Ciel and Flowers

Ciel and Flowers

Fox Ciel has some flowers: r red flowers, g green flowers and b blue flowers. She wants to use these flowers to make several bouquets. There are 4 types of bouquets:

• To make a "red bouquet", it needs 3 red flowers.
• To make a "green bouquet", it needs 3 green flowers.
• To make a "blue bouquet", it needs 3 blue flowers.
• To make a "mixing bouquet", it needs 1 red, 1 green and 1 blue flower.

Help Fox Ciel to find the maximal number of bouquets she can make.

Input

The first line contains three integers r, g and b (0 ≤ r, g, b ≤ 109) — the number of red, green and blue flowers.

Output

Print the maximal number of bouquets Fox Ciel can make.

Sample test(s)

input

3 6 9

output

6

input

4 4 4

output

4

input

0 0 0

output

0

Note

In test case 1, we can make 1 red bouquet, 2 green bouquets and 3 blue bouquets.

In test case 2, we can make 1 red, 1 green, 1 blue and 1 mixing bouquet.

-------------------------------------editorial--------------------------------

If there are no "mixing bouquet" then the answer will be r/3 + g/3 + b/3. One important observation is that: There always exist an optimal solution with less than 3 mixing bouquet.

The proof is here: Once we get 3 mixing bouquet, we can change it to (1 red bouquet + 1 green bouquet + 1 blue bouquet)

So we can try 0, 1, 2 mixing bouquet and make the remain 3 kind of bouquets use above greedy method. Output one with largest outcome.

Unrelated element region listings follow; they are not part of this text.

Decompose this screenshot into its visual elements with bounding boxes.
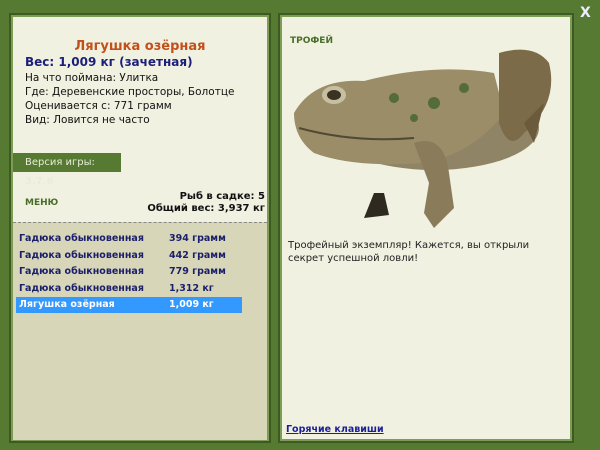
fish-info: На что поймана: Улитка Где: Деревенские … [25, 71, 234, 127]
keepnet-stats: Рыб в садке: 5 Общий вес: 3,937 кг [147, 191, 265, 215]
bait-info: На что поймана: Улитка [25, 72, 159, 84]
fish-weight: Вес: 1,009 кг (зачетная) [25, 55, 193, 69]
item-name: Лягушка озёрная [19, 299, 115, 310]
item-weight: 442 грамм [169, 250, 226, 261]
frog-image [294, 49, 552, 228]
catch-info-panel: Лягушка озёрная Вес: 1,009 кг (зачетная)… [9, 13, 271, 443]
catch-list: Гадюка обыкновенная 394 грамм Гадюка обык… [13, 222, 267, 440]
trophy-description: Трофейный экземпляр! Кажется, вы открыли… [288, 240, 530, 264]
item-name: Гадюка обыкновенная [19, 233, 144, 244]
item-weight: 1,312 кг [169, 283, 214, 294]
item-name: Гадюка обыкновенная [19, 266, 144, 277]
item-name: Гадюка обыкновенная [19, 283, 144, 294]
close-button[interactable]: X [580, 5, 591, 21]
list-item[interactable]: Гадюка обыкновенная 1,312 кг [16, 281, 242, 297]
item-weight: 394 грамм [169, 233, 226, 244]
hotkeys-link[interactable]: Горячие клавиши [286, 424, 384, 435]
min-weight-info: Оценивается с: 771 грамм [25, 100, 172, 112]
item-weight: 1,009 кг [169, 299, 214, 310]
total-weight: Общий вес: 3,937 кг [147, 203, 265, 214]
fish-count: Рыб в садке: 5 [179, 191, 265, 202]
list-item[interactable]: Гадюка обыкновенная 394 грамм [16, 231, 242, 247]
item-name: Гадюка обыкновенная [19, 250, 144, 261]
list-item[interactable]: Гадюка обыкновенная 779 грамм [16, 264, 242, 280]
fish-name: Лягушка озёрная [74, 39, 206, 54]
version-value: 3.7.6 [25, 176, 54, 187]
list-item-selected[interactable]: Лягушка озёрная 1,009 кг [16, 297, 242, 313]
trophy-panel: ТРОФЕЙ Трофейный экземпляр! Кажется, вы … [278, 13, 574, 443]
version-label: Версия игры: [25, 157, 95, 168]
item-weight: 779 грамм [169, 266, 226, 277]
game-version: Версия игры: 3.7.6 [13, 153, 121, 187]
rarity-info: Вид: Ловится не часто [25, 114, 150, 126]
menu-button[interactable]: МЕНЮ [25, 198, 58, 208]
list-item[interactable]: Гадюка обыкновенная 442 грамм [16, 248, 242, 264]
location-info: Где: Деревенские просторы, Болотце [25, 86, 235, 98]
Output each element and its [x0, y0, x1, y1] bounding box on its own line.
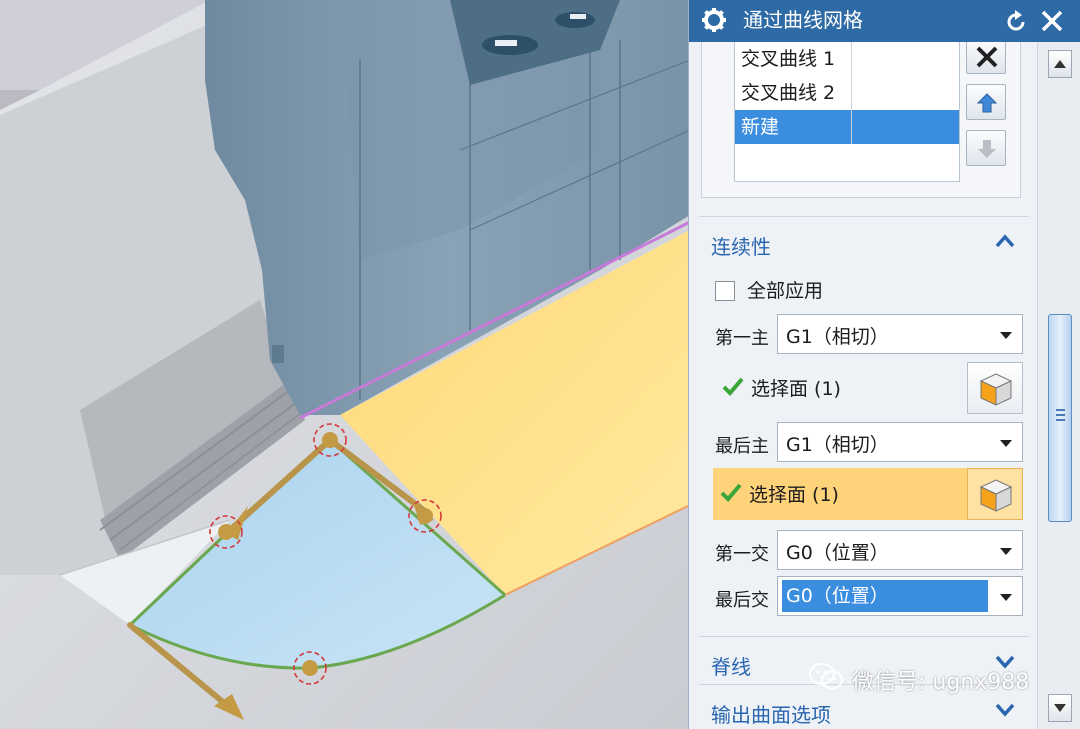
select-face-label: 选择面 (1) — [749, 484, 839, 506]
column-separator — [851, 42, 852, 76]
delete-x-icon — [976, 46, 998, 68]
scroll-up-arrow-icon — [1054, 60, 1066, 68]
scroll-thumb[interactable] — [1048, 314, 1072, 522]
remove-curve-button[interactable] — [966, 42, 1006, 74]
gear-icon[interactable] — [701, 7, 727, 33]
chevron-up-icon[interactable] — [995, 233, 1015, 249]
list-item-new[interactable]: 新建 — [735, 110, 959, 144]
list-item[interactable]: 交叉曲线 1 — [735, 42, 959, 76]
first-primary-label: 第一主 — [715, 328, 769, 349]
list-item-label: 交叉曲线 2 — [741, 82, 836, 104]
select-face-label: 选择面 (1) — [751, 378, 841, 400]
wechat-icon — [809, 663, 843, 690]
cross-curve-list[interactable]: 交叉曲线 1 交叉曲线 2 新建 — [734, 42, 960, 182]
graphics-viewport[interactable] — [0, 0, 690, 729]
first-primary-select-face-button[interactable] — [967, 362, 1023, 414]
dialog-content: 交叉曲线 1 交叉曲线 2 新建 连续性 全部应用 第一主 G1（相切） 选择面… — [689, 42, 1037, 729]
first-primary-value: G1（相切） — [786, 326, 889, 348]
last-primary-value: G1（相切） — [786, 434, 889, 456]
continuity-section-header[interactable]: 连续性 — [699, 216, 1029, 268]
scroll-down-button[interactable] — [1048, 694, 1072, 722]
first-cross-label: 第一交 — [715, 544, 769, 565]
apply-all-checkbox[interactable] — [715, 281, 735, 301]
list-item[interactable]: 交叉曲线 2 — [735, 76, 959, 110]
checkmark-icon — [722, 377, 744, 396]
last-cross-value: G0（位置） — [782, 580, 988, 612]
face-cube-icon — [979, 373, 1013, 406]
close-icon[interactable] — [1039, 8, 1065, 34]
scroll-grip — [1056, 414, 1065, 416]
list-item-label: 交叉曲线 1 — [741, 48, 836, 70]
cross-curve-group: 交叉曲线 1 交叉曲线 2 新建 — [701, 42, 1021, 198]
scroll-grip — [1056, 419, 1065, 421]
first-primary-continuity-select[interactable]: G1（相切） — [777, 314, 1023, 354]
chevron-down-icon[interactable] — [995, 701, 1015, 717]
watermark-text: 微信号: ugnx988 — [852, 670, 1030, 695]
through-curve-mesh-dialog: 通过曲线网格 交叉曲线 1 交叉曲线 2 新建 连续性 全部应用 第一主 G1（… — [688, 0, 1080, 729]
dropdown-arrow-icon — [1000, 594, 1012, 601]
list-item-label: 新建 — [741, 116, 780, 138]
apply-all-label: 全部应用 — [747, 280, 824, 302]
dialog-title: 通过曲线网格 — [743, 8, 863, 32]
reset-icon[interactable] — [1003, 9, 1029, 35]
column-separator — [851, 110, 852, 144]
continuity-section-label: 连续性 — [711, 235, 771, 259]
model-render[interactable] — [0, 0, 690, 729]
dropdown-arrow-icon — [1000, 440, 1012, 447]
checkmark-icon — [720, 483, 742, 502]
output-options-section-label: 输出曲面选项 — [711, 703, 831, 727]
dialog-scrollbar[interactable] — [1037, 42, 1080, 729]
move-up-button[interactable] — [966, 84, 1006, 120]
last-primary-label: 最后主 — [715, 436, 769, 457]
scroll-down-arrow-icon — [1054, 704, 1066, 712]
face-cube-icon — [979, 479, 1013, 512]
dialog-titlebar[interactable]: 通过曲线网格 — [689, 0, 1080, 42]
dropdown-arrow-icon — [1000, 548, 1012, 555]
last-primary-select-face-row[interactable]: 选择面 (1) — [713, 468, 967, 520]
dropdown-arrow-icon — [1000, 332, 1012, 339]
first-cross-continuity-select[interactable]: G0（位置） — [777, 530, 1023, 570]
first-cross-value: G0（位置） — [786, 542, 889, 564]
last-cross-label: 最后交 — [715, 590, 769, 611]
arrow-down-icon — [978, 140, 996, 158]
spine-section-label: 脊线 — [711, 655, 751, 679]
move-down-button[interactable] — [966, 130, 1006, 166]
column-separator — [851, 76, 852, 110]
arrow-up-icon — [976, 93, 998, 113]
last-cross-continuity-select[interactable]: G0（位置） — [777, 576, 1023, 616]
last-primary-select-face-button[interactable] — [967, 468, 1023, 520]
scroll-up-button[interactable] — [1048, 50, 1072, 78]
last-primary-continuity-select[interactable]: G1（相切） — [777, 422, 1023, 462]
scroll-grip — [1056, 409, 1065, 411]
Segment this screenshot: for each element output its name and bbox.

-----------------------------------------------code-------------------------------------------------------------------

#include<bits/stdc++.h>

using namespace std;

typedef long long int lli;

int main()

 {

  lli a,b,c;

  cin>>a>>b>>c;

  lli ans=0;

   if(a>=3 && a%3==0) ans+=(a-3)/3;

   else ans+=a/3;

 

    if(b>=3 && b%3==0) ans+=(b-3)/3;

    else ans+=b/3;

     if(c>=3 && c%3==0) ans+=(c-3)/3;

     else ans+=c/3;

     //cout<<ans<<endl;

     

     int r1,r2,r3;

      if(a%3==0 && a>=3)

       {

        r1=3;

  }

  else r1=a%3;

  

  if(b%3==0 && b>=3)

       {

        r2=3;

  }

  else r2=b%3;

  

  

  if(c%3==0 && c>=3)

       {

        r3=3;

  }

  else r3=c%3;

  

  int temp1=min(min(r1,r2),r3);

 // cout<<r1<<" "<<r2<<" "<<r3<<endl;

  int temp2=0;

  if(r1%3==0 && r1!=0) temp2++;

  if(r2%3==0 && r2!=0) temp2++;

  if(r3%3==0 && r3!=0) temp2++;

  ans+=max(temp1,temp2);

  cout<<ans<<endl;

 }

------------------------------------------------easy one -----------------------------------------------------------

#include<bits/stdc++.h>

using namespace std;

typedef long long int lli;

int main()

 {

  lli a,b,c;

  cin>>a>>b>>c;

  lli ans=0;

  // one mixing 

   if(a>=1 && b>=1 && c>=1)

     ans=max(ans,(a-1)/3+(b-1)/3+(c-1)/3+1);

     // two mixing 

     if(a>=2 && b>=2 && c>=2)

     ans=max(ans,(a-2)/3+(b-2)/3+(c-2)/3+2);

     

      // three mixing 

     if(a>=3 && b>=3 && c>=3)

     ans=max(ans,(a-3)/3+(b-3)/3+(c-3)/3+3);

     //zero mixing 

     

     ans=max(ans,a/3+b/3+c/3);

     cout<<ans<<endl;

     

     

 }